Citada por Sampaio, a possibilidade de uma decisão a favor do paciente ser derrubada em instâncias superiores tem como exemplo extremo os dois recursos extraordinários que esperam julgamento no Supremo. Em um deles, o governo do Rio Grande do Norte questiona a obrigação de financiar medicamento não listado pelo SUS a uma paciente; em outro, o Estado de Minas Gerais contesta a obrigação de fornecer um remédio não registrado pela Anvisa.
Em 2016, o início do julgamento mobilizou diversos grupos de pacientes com doenças raras e a opinião pública, mas a pauta em plenário foi interrompida no final de setembro por um pedido de vista pelo ministro Teori Zavascki — morto três meses depois.
Sampaio teme pela decisão da corte — segundo ele, pode ser decretada uma “eugenia” caso o STF negue o direito a remédios não listados pelo SUS e Anvisa. “Temo pela decisão do STF. Pode ser decretada a morte de muitas pessoas”, diz.
Por outro lado, procuradores de diversos Estados que são parte nos processos defenderam, nas sessões de julgamento ocorridas em 2016, que os recursos que podem ser desviados por vias judicias para beneficiar uma pessoa, poderiam fazer muita falta na vida de outras.

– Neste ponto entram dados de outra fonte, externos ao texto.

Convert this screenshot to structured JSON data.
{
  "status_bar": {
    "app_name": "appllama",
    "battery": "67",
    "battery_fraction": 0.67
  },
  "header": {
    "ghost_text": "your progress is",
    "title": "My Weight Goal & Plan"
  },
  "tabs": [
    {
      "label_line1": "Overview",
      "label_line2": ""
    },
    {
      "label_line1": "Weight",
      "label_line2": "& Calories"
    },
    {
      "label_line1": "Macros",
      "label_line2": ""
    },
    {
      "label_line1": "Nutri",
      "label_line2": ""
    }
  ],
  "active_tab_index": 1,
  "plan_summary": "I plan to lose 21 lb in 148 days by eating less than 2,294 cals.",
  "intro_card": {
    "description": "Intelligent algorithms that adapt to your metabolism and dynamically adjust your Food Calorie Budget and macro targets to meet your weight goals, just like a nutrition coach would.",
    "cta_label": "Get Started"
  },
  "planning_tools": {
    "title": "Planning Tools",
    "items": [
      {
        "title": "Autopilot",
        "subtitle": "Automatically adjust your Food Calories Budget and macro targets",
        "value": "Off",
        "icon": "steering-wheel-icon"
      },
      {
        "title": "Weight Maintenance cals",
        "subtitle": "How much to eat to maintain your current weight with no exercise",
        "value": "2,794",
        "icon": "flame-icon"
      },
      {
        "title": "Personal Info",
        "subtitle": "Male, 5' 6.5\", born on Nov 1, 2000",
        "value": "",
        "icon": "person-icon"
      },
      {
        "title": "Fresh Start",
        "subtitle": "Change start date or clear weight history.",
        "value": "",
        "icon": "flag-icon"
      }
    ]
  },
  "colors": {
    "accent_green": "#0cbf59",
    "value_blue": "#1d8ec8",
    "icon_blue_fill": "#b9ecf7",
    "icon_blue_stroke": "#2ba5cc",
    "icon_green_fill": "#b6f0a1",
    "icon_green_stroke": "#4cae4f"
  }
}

“(…) Pensem Vossas Excelências: qual o interesse maior do Estado? Destinar milhares de reais para atender a um único cidadão, prestando-lhe medicamento de alto custo, ou destinar essa mesma quantia a políticas básicas de saúde, atendendo a centenas de cidadãos?”, diz um trecho do recurso aberto pela Procuradoria-Geral do Estado do Rio Grande do Norte.
“É preciso fazer uma reflexão séria e isenta a respeito do assunto, visto que a emoção de ver um pedido muitas vezes legítimo tem levado ao esvaziamento dos cofres públicos destinados às políticas e ações sociais de saúde”, conclui.